Klar bin ich jetzt nach den gefühlt unendlichen Kursen und Rollenspielen super spitze in einfühlsamer Patientenkommunikation - aber nichtsdestotrotz habe ich ein wenig Angst, demnächst auf die Menschheit aka Patienten losgelassen zu werden. Theoretisch weiß ich so viel - aber wer garantiert mir, dass ich vor Aufregung nicht die Hälfte vergesse, wenn der Ernstfall kommt? Das Gute ist, dass man als Anfänger erst mal nie allein ist. Und dass nach dem Staatsexamen noch ein ganzes Jahr Pflichtpraktika für das Trainieren aller praktischen Skills und den täglichen Bürokratismus, über den man im Studium weniger viel lernt,  auf mich wartet.

Wie auch immer: unglaublich, dass fünf Jahre theoretisches Medizinstudium hinter mir liegen. Ich habe so viele fachbezogene Dinge gelernt aber auch herausgefunden, was für ein Mensch ich bin und was ich nicht will. Was man will, ist dann doch immer ein wenig schwieriger zu beantworten.
Da macht es mir jetzt nur Sorgen, dass ich noch nie durch eine Prüfung gefallen bin - denn meine Mutter sagt, mindestens einmal im Studium falle jeder durch. Im Staatsexamen würde ich aber ehrlich gesagt trotzdem am liebsten direkt bestehen und nicht ihre Prophezeiung erfüllen. Fände sie sicher auch cooler.

Deshalb hocke ich jetzt jeden Tag sehr asozial am Schreibtisch und arbeite den Lernplan ab. Nach über zwei Monaten habe ich bereits keine Lust mehr, weitere zwei Monate noch einmal nach dem Lernplan zu leben und sieben Tage die Woche nicht so viel anderes zu tun aber ich fürchte, dass es einfach so läuft, wenn man die passend als Hammerexamen betitelte Prüfung schaffen will.
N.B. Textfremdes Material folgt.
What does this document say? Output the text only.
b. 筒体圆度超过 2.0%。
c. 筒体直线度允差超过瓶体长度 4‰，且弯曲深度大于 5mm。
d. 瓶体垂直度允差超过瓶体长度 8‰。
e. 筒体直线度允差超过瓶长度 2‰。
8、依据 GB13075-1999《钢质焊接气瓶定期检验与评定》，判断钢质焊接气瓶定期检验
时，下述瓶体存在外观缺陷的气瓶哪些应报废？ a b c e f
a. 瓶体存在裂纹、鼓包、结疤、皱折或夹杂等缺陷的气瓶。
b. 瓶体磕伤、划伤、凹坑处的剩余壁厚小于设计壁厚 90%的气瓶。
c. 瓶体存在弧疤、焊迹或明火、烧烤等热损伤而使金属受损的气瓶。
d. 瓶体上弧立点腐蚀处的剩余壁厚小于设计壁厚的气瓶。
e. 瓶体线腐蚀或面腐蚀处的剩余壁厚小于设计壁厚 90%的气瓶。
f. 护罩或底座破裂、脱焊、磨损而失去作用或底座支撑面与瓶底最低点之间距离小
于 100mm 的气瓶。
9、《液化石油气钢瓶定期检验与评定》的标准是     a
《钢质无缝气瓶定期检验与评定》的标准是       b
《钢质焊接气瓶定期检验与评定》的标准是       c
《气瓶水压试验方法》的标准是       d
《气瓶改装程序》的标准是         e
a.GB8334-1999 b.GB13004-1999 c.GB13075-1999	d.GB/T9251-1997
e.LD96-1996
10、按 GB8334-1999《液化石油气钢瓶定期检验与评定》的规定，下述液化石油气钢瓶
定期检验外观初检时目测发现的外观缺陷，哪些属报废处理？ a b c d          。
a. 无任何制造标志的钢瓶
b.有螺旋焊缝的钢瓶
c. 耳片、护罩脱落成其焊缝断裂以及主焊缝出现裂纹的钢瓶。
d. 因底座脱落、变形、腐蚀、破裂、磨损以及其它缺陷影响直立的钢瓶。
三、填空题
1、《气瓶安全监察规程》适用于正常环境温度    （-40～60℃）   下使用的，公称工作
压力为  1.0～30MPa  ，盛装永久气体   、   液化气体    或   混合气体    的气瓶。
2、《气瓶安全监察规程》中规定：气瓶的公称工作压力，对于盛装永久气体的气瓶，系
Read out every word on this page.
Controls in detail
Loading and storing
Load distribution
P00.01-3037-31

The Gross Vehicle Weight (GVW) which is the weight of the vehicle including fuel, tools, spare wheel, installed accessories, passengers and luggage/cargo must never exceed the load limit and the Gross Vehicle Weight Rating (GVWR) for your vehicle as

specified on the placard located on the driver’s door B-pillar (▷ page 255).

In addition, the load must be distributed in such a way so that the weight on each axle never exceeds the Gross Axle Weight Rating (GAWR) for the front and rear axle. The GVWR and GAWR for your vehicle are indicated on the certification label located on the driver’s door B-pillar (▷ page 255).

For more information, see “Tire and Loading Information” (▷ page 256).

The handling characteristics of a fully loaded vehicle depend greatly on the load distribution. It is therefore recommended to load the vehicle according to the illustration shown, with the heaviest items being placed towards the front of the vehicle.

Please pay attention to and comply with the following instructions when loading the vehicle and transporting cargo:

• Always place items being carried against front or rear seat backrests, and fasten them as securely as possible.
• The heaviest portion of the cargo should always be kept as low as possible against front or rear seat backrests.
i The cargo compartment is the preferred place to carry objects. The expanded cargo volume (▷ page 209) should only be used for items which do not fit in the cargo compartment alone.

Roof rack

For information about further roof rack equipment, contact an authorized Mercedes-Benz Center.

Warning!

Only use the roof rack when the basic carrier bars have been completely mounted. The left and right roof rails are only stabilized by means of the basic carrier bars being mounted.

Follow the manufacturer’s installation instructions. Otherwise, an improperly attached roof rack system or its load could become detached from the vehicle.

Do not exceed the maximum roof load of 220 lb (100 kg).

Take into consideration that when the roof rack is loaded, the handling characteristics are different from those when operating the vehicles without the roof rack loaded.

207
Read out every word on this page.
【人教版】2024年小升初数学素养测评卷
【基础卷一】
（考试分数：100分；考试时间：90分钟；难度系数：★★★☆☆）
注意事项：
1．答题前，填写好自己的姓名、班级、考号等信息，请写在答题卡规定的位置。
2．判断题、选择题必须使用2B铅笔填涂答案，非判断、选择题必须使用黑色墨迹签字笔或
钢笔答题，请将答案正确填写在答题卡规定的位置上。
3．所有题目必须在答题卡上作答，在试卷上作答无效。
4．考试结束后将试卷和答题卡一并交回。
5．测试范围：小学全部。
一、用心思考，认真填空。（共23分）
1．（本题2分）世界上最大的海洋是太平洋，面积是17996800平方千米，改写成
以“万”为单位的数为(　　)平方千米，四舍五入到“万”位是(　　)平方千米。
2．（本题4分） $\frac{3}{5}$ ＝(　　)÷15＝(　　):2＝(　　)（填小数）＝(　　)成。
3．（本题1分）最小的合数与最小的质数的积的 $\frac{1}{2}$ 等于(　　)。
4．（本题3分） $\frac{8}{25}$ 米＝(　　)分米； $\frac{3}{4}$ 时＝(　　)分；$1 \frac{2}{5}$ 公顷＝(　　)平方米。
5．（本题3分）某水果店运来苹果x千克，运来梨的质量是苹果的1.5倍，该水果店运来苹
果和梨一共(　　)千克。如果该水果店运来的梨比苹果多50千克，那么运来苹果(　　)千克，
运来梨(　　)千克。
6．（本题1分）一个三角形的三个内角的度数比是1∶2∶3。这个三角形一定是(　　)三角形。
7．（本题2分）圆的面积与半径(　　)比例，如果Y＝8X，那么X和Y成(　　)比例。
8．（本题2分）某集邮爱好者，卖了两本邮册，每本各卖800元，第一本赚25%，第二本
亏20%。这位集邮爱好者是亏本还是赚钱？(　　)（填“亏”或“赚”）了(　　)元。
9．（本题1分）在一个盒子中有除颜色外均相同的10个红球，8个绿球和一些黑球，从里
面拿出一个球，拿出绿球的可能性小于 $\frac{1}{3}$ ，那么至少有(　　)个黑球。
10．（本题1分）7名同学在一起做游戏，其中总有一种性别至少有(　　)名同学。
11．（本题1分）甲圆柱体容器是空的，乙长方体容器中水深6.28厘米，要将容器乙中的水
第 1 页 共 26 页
Und selbst das Staatsexamen wird schneller vorbei sein als ich es mir momentan vorstellen kann. Wenn mir schon fünf Jahre Studium so kurz vorkommen, dann dauert das Staatsexamen ja wirklich nur einen Lidschlag lang. Hoffen wir mal, dass das alles klappt. Und jetzt bitte nicht mehr wundern, warum hier nicht so viel passiert: Ich bin sehr beschäftigt, jede Menge Fakten in mein Gedächtnis zu prügeln und im Anschluss hysterisch lachend Panikattacken beim Blick auf den Kalender zu bekommen.